Digam de mim o que quiserem (pois não ignoro como a loucura é difamada todos os dias, mesmo pelos que são os mais loucos), sou eu, no entanto, somente eu, por minhas influências divinas, que espalho a alegria sobre os deuses e sobre os homens (ERASMO, 2011, p. 11).

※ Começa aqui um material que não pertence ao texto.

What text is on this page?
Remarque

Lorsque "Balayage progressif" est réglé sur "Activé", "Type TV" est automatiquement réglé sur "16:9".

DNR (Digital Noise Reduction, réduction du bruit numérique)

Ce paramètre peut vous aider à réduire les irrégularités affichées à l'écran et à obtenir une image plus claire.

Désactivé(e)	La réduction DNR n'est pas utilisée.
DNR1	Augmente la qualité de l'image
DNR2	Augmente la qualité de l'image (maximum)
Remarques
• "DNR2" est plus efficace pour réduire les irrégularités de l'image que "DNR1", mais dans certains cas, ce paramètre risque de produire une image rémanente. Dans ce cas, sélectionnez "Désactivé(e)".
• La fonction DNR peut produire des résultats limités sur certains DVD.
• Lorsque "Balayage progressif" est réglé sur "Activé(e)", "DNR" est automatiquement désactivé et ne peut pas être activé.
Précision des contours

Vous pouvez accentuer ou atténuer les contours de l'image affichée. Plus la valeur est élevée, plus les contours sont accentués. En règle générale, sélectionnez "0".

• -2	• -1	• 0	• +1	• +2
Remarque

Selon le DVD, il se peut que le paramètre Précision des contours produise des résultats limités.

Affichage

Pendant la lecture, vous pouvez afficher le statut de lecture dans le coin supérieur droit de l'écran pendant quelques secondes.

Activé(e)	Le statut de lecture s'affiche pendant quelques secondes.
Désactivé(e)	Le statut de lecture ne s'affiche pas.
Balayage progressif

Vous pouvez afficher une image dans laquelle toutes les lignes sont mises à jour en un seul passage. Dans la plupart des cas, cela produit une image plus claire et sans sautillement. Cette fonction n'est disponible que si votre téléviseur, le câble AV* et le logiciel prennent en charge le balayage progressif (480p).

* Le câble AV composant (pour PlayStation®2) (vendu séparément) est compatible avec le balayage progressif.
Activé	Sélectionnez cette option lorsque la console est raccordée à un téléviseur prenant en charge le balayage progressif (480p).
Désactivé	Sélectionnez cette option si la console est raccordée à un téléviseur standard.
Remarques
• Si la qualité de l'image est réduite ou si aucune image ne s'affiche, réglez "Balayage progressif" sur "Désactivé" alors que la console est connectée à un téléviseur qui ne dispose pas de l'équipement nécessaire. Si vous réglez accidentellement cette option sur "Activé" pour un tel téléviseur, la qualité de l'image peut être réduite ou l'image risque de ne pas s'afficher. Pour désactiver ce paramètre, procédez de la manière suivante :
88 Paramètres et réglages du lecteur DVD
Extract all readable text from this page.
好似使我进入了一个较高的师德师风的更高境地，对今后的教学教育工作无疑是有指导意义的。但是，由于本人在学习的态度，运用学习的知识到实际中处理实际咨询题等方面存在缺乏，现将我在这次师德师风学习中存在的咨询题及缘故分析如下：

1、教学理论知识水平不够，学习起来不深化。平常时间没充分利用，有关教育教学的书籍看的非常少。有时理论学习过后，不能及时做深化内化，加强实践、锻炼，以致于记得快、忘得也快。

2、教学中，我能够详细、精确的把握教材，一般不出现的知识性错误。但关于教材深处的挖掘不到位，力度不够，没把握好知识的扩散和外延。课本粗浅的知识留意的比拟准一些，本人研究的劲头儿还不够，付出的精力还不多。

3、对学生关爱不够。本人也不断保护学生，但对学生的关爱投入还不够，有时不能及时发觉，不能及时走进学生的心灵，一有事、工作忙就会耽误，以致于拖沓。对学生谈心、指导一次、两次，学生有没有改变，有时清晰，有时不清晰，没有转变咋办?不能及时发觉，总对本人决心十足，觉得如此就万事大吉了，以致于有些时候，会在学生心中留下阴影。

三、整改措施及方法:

Dessa forma, protegida pela égide da loucura, vai denunciando as atividades corruptas da igreja católica. E termina demonstrando claramente quais deveriam ser os ideais cristãos, na visão do próprio autor Erasmo de Rotterdam. Amigo do utopista Thomas Morus, Erasmo diz em carta ao colega que escreveu a obra para divertir-se, e que teve a ideia de homenageá-lo já que o sobrenome de família “Morus” fez lembrar-se de Moira, nome que os gregos dão à Loucura. Veremos que o elo entre Erasmo e os narradores está justamente na questão da insanidade como indício de uma possível sabedoria ou de uma elevação social. É o uso da loucura como cimento para gerar em si mesmo uma maneira única de estar no mundo, que não se adequa, entretanto, resiste. O narrador mendigo, que diz estar quase louco, declara por vezes ter mais conhecimento que as criaturas miseráveis a sua volta. Assim, o ego também entra no jogo dos discursos. Enquanto a deusa da Loucura se gaba de seus feitos diante dos homens, o mendigo contraditoriamente parece esforçar-se para tornar-se louco, pois se considera acima dos cidadãos mundanos. A maneira que isso aparece no texto é também conflitante, pois ele insiste em associar seu desvario a um sofrimento contínuo, quando, na verdade, sua insanidade, estaria revelando também um conhecimento superior sobre a vida.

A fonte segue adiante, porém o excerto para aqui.